O Conselho de Administração (CA) da Companhia Energética de Minas Gerais (Cemig) aprovou, na tarde desta quarta-feira (21), início do processo de venda da Light, concessionária de energia do Rio de Janeiro. A companhia mineira tem 26% da empresa. A comercialização estava nos planos da mineira como uma das saídas para reduzir a dívida de R$ 13,1 bilhões, com vencimento até 2024.

Em breve, o Conselho deve dar aval para que outras companhias sejam vendidas. Estão na mira, as empresas que não têm foco direto em distribuição, transmissão e geração, o chamado ‘corebusiness’ da Cemig, além daquelas que não trazem retorno no curto prazo e as com maior liquidez. As companhias em que a concessionária não é sócia majoritária também estão na berlinda.

Entre as dez empresas que devem ser comercializadas estão Cemig Telecom, a partipação na Andrade Gutierrez e Gasmig, antes considerada uma das meninas dos olhos da energética.
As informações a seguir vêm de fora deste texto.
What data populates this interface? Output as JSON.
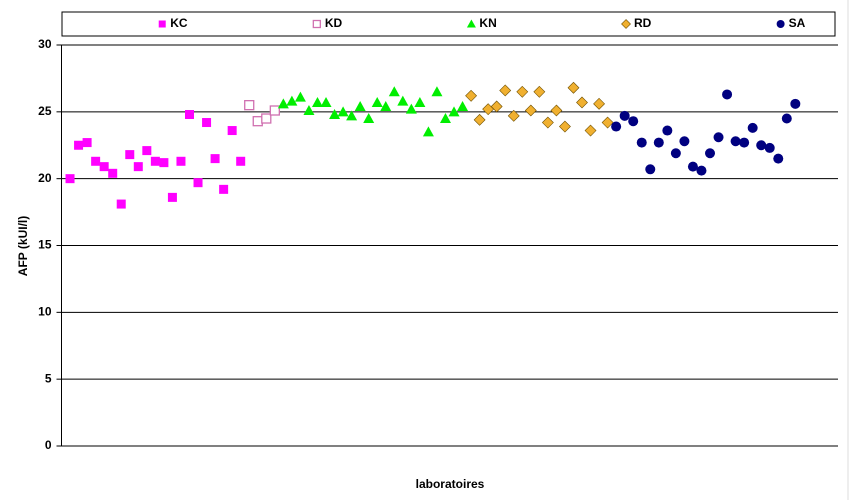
{
  "chart_data": {
    "type": "scatter",
    "x_label": "laboratoires",
    "y_label": "AFP (kUI/l)",
    "xlim": [
      0,
      91
    ],
    "ylim": [
      0,
      30
    ],
    "yticks": [
      0,
      5,
      10,
      15,
      20,
      25,
      30
    ],
    "grid": true,
    "legend": "top",
    "series": [
      {
        "name": "KC",
        "color": "#ff00ff",
        "marker": "square",
        "x": [
          1,
          2,
          3,
          4,
          5,
          6,
          7,
          8,
          9,
          10,
          11,
          12,
          13,
          14,
          15,
          16,
          17,
          18,
          19,
          20,
          21
        ],
        "values": [
          20.0,
          22.5,
          22.7,
          21.3,
          20.9,
          20.4,
          18.1,
          21.8,
          20.9,
          22.1,
          21.3,
          21.2,
          18.6,
          21.3,
          24.8,
          19.7,
          24.2,
          21.5,
          19.2,
          23.6,
          21.3
        ]
      },
      {
        "name": "KD",
        "color": "#d070b0",
        "marker": "open-square",
        "x": [
          22,
          23,
          24,
          25
        ],
        "values": [
          25.5,
          24.3,
          24.5,
          25.1
        ]
      },
      {
        "name": "KN",
        "color": "#00ee00",
        "marker": "triangle",
        "x": [
          26,
          27,
          28,
          29,
          30,
          31,
          32,
          33,
          34,
          35,
          36,
          37,
          38,
          39,
          40,
          41,
          42,
          43,
          44,
          45,
          46,
          47
        ],
        "values": [
          25.6,
          25.8,
          26.1,
          25.1,
          25.7,
          25.7,
          24.8,
          25.0,
          24.7,
          25.4,
          24.5,
          25.7,
          25.4,
          26.5,
          25.8,
          25.2,
          25.7,
          23.5,
          26.5,
          24.5,
          25.0,
          25.4
        ]
      },
      {
        "name": "RD",
        "color": "#f0b030",
        "marker": "diamond",
        "x": [
          48,
          49,
          50,
          51,
          52,
          53,
          54,
          55,
          56,
          57,
          58,
          59,
          60,
          61,
          62,
          63,
          64
        ],
        "values": [
          26.2,
          24.4,
          25.2,
          25.4,
          26.6,
          24.7,
          26.5,
          25.1,
          26.5,
          24.2,
          25.1,
          23.9,
          26.8,
          25.7,
          23.6,
          25.6,
          24.2
        ]
      },
      {
        "name": "SA",
        "color": "#000080",
        "marker": "circle",
        "x": [
          65,
          66,
          67,
          68,
          69,
          70,
          71,
          72,
          73,
          74,
          75,
          76,
          77,
          78,
          79,
          80,
          81,
          82,
          83,
          84,
          85,
          86
        ],
        "values": [
          23.9,
          24.7,
          24.3,
          22.7,
          20.7,
          22.7,
          23.6,
          21.9,
          22.8,
          20.9,
          20.6,
          21.9,
          23.1,
          26.3,
          22.8,
          22.7,
          23.8,
          22.5,
          22.3,
          21.5,
          24.5,
          25.6
        ]
      }
    ]
  }
}
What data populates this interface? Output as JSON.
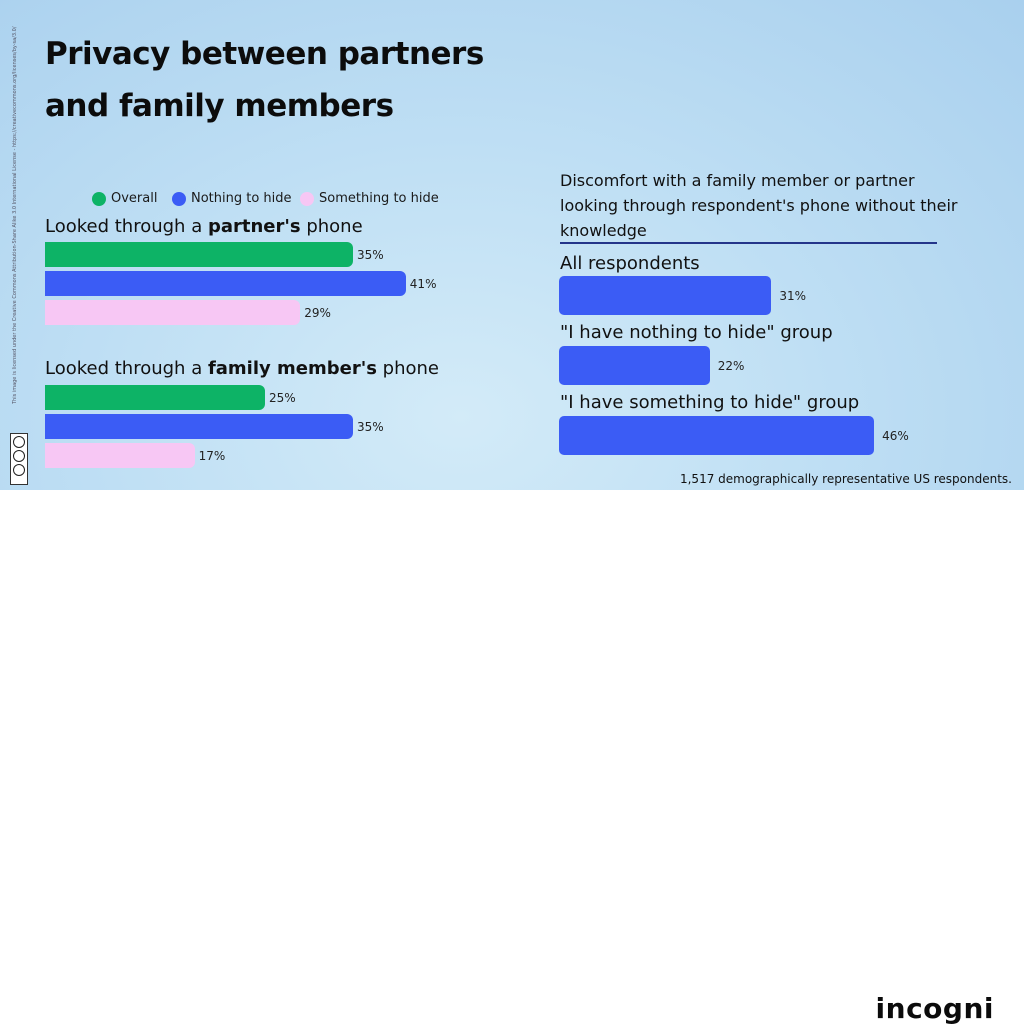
{
  "title": {
    "line1": "Privacy between partners",
    "line2": "and family members"
  },
  "legend": [
    {
      "label": "Overall",
      "color": "#0db366"
    },
    {
      "label": "Nothing to hide",
      "color": "#3b5cf5"
    },
    {
      "label": "Something to hide",
      "color": "#f7c7f4"
    }
  ],
  "groups": [
    {
      "title_pre": "Looked through a ",
      "title_bold": "partner's",
      "title_post": " phone"
    },
    {
      "title_pre": "Looked through a ",
      "title_bold": "family member's",
      "title_post": " phone"
    }
  ],
  "right": {
    "heading": "Discomfort with a family member or partner looking through respondent's phone without their knowledge",
    "labels": [
      "All respondents",
      "\"I have nothing to hide\" group",
      "\"I have something to hide\" group"
    ]
  },
  "note": "1,517 demographically representative US respondents.",
  "license_text": "This image is licensed under the Creative Commons Attribution-Share Alike 3.0 International License - https://creativecommons.org/licenses/by-sa/3.0/",
  "brand": "incogni",
  "chart_data": [
    {
      "type": "bar",
      "orientation": "horizontal",
      "categories": [
        "Looked through a partner's phone",
        "Looked through a family member's phone"
      ],
      "series": [
        {
          "name": "Overall",
          "values": [
            35,
            25
          ],
          "labels": [
            "35%",
            "25%"
          ],
          "color": "#0db366"
        },
        {
          "name": "Nothing to hide",
          "values": [
            41,
            35
          ],
          "labels": [
            "41%",
            "35%"
          ],
          "color": "#3b5cf5"
        },
        {
          "name": "Something to hide",
          "values": [
            29,
            17
          ],
          "labels": [
            "29%",
            "17%"
          ],
          "color": "#f7c7f4"
        }
      ],
      "unit": "%",
      "legend": "top",
      "grid": false
    },
    {
      "type": "bar",
      "orientation": "horizontal",
      "title": "Discomfort with a family member or partner looking through respondent's phone without their knowledge",
      "categories": [
        "All respondents",
        "\"I have nothing to hide\" group",
        "\"I have something to hide\" group"
      ],
      "values": [
        31,
        22,
        46
      ],
      "labels": [
        "31%",
        "22%",
        "46%"
      ],
      "color": "#3b5cf5",
      "unit": "%",
      "grid": false
    }
  ]
}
Juntas, elas somam valor patrimonial R$ 6,54 milhões. A Cemig estima sucesso nas vendas em, pelo menos, 50% dos ativos até o primeiro semestre de 2018.

Outra estratégia para fortalecer o caixa é a emissão de US$ 1 bilhão em Eurobonds, anunciada no início do ano. No entanto, ela foi suspensa devido à oscilação do dólar e à cautela dos investidores estrangeiros em relação às empresas nacionais, tendo em vista a crise desencadeada pelas delações do grupo JBS.